Mark Zuckerberg has pitched Meta's Twitter copycat app, Threads, as a "friendly" refuge for public discourse online, framing it in sharp distinction to the more adversarial Twitter which is owned by billionaire Elon Musk.
"We are definitely focusing on kindness and making this a friendly place," Meta CEO Zuckerberg said on Wednesday, shortly after the service's launch.
Maintaining that idealistic vision for Threads - which attracted more than 70 million users in its first two days - is another story.
To be sure, Meta Platforms is no newbie at managing the rage-baiting, smut-posting internet hordes. The company said it would hold users of the new Threads app to the same rules it maintains on its photo and video sharing social media service, Instagram.
The Facebook and Instagram owner also has been actively embracing an algorithmic approach to serving up content, which gives it greater control over the type of fare that does well as it tries to steer more toward entertainment and away from news.
However, by hooking up Threads with other social media services like Mastodon, and given the appeal of microblogging to news junkies, politicians and other fans of rhetorical combat, Meta is also courting fresh challenges with Threads and seeking to chart a new path through them.
For starters, the company will not extend its existing fact-checking program to Threads, spokesperson Christine Pai said in an emailed statement on Thursday. This eliminates a distinguishing feature of how Meta has managed misinformation on its other apps.
Pai added that posts on Facebook or Instagram rated as false by fact-checking partners - which include a unit at Reuters - will carry their labels over if posted on Threads too.
Asked by Reuters to explain why it was taking a different approach to misinformation on Threads, Meta declined to answer.
In a New York Times podcast on Thursday, Adam Mosseri, the head of Instagram, acknowledged that Threads was more "supportive of public discourse" than Meta's other services and therefore more inclined to draw a news-focused crowd, but said the company aimed to focus on lighter subjects like sports, music, fashion and design.
Nevertheless, Meta's ability to distance itself from controversy was challenged immediately.
Within hours of launch, Threads accounts seen by Reuters were posting about the Illuminati and "billionaire satanists," while other users compared each other to Nazis and battled over everything from gender identity to violence in the West Bank.
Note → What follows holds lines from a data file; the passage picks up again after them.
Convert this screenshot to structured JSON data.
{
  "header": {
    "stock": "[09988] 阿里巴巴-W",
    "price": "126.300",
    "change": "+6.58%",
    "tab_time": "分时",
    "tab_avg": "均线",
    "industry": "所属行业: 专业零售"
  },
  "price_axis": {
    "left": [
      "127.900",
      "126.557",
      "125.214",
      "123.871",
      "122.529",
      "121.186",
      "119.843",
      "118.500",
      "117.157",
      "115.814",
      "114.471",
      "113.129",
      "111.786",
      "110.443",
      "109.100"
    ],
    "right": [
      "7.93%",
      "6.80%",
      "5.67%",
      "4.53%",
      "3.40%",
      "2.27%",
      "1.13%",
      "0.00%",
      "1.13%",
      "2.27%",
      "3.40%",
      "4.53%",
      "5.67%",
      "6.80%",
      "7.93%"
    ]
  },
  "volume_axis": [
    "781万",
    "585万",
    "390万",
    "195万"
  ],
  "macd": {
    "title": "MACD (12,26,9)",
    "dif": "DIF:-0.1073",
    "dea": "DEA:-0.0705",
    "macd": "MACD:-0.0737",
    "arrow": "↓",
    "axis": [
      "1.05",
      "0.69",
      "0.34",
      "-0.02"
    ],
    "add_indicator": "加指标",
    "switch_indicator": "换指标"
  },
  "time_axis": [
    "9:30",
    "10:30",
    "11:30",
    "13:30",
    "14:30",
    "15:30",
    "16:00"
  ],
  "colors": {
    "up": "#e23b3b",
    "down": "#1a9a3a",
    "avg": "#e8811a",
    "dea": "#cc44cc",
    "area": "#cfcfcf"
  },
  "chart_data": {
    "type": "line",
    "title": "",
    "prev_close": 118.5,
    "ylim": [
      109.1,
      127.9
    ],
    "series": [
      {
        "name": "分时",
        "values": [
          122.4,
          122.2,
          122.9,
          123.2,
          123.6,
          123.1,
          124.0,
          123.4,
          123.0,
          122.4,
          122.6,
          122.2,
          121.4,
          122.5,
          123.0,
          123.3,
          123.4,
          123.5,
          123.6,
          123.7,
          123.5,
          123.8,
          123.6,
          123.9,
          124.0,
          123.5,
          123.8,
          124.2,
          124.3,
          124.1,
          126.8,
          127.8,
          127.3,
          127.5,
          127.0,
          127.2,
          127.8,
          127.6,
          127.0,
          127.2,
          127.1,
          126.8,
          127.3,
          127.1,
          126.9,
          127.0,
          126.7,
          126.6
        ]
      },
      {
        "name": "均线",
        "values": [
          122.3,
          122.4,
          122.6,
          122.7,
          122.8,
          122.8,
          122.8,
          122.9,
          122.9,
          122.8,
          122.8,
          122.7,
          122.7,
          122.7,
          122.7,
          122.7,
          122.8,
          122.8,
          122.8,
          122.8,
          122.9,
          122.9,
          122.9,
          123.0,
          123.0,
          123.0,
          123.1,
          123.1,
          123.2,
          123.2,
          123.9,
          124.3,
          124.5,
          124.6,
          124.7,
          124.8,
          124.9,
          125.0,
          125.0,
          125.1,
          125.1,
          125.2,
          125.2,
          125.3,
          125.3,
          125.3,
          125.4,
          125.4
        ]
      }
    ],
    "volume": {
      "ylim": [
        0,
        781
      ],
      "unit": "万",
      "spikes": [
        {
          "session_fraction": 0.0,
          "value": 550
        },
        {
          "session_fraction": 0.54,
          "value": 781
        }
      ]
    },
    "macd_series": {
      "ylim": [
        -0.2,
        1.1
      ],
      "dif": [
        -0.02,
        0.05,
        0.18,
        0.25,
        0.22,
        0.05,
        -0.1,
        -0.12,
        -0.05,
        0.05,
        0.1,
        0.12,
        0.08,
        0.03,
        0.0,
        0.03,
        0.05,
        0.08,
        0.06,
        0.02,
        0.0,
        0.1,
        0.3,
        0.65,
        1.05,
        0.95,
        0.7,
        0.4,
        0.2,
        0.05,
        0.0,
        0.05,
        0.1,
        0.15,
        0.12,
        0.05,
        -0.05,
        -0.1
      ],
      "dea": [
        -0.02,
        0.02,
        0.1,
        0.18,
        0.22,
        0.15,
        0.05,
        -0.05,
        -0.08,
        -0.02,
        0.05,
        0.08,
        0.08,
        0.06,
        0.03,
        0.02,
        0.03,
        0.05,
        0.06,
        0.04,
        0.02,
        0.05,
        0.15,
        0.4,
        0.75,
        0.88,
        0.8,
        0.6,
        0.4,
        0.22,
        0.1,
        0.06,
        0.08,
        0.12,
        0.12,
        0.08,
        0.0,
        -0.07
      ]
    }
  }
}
Conservative personalities, including the son of former U.S. President Donald Trump, complained of censorship after labels appeared warning would-be followers that they had posted false information. Another Meta spokesperson said those labels were an error.
INTO THE FEDIVERSE
Further challenges in moderating content are in store once Meta links Threads to the so-called fediverse, where users from servers operated by other non-Meta entities will be able to communicate with Threads users. Meta's Pai said Instagram's rules would likewise apply to those users.
"If an account or server, or if we find many accounts from a particular server, is found violating our rules then they would be blocked from accessing Threads, meaning that server's content would no longer appear on Threads and vice versa," she said.
Still, researchers specializing in online media said the devil would be in the details of how Meta approaches those interactions.
Alex Stamos, the director of the Stanford Internet Observatory and former head of security at Meta, posted on Threads that the company would face greater challenges in performing key types of content moderation enforcement without access to back-end data about users who post banned content.
"With federation, the metadata that big platforms use to tie accounts to a single actor or detect abusive behavior at scale aren't available," said Stamos. "This is going to make stopping spammers, troll farms, and economically driven abusers much harder."
In his posts, he said he expected Threads to limit the visibility of fediverse servers with large numbers of abusive accounts and apply harsher penalties for those posting illegal materials like child pornography.
Even so, the interactions themselves raise challenges.
"There are some really weird complications that arise once you start to think about illegal stuff," said Solomon Messing of the Center for Social Media and Politics at New York University. He cited examples like child exploitation, nonconsensual sexual imagery and arms sales.
"If you run into that kind of material while you're indexing content (from other servers), do you have a responsibility beyond just blocking it from Threads?"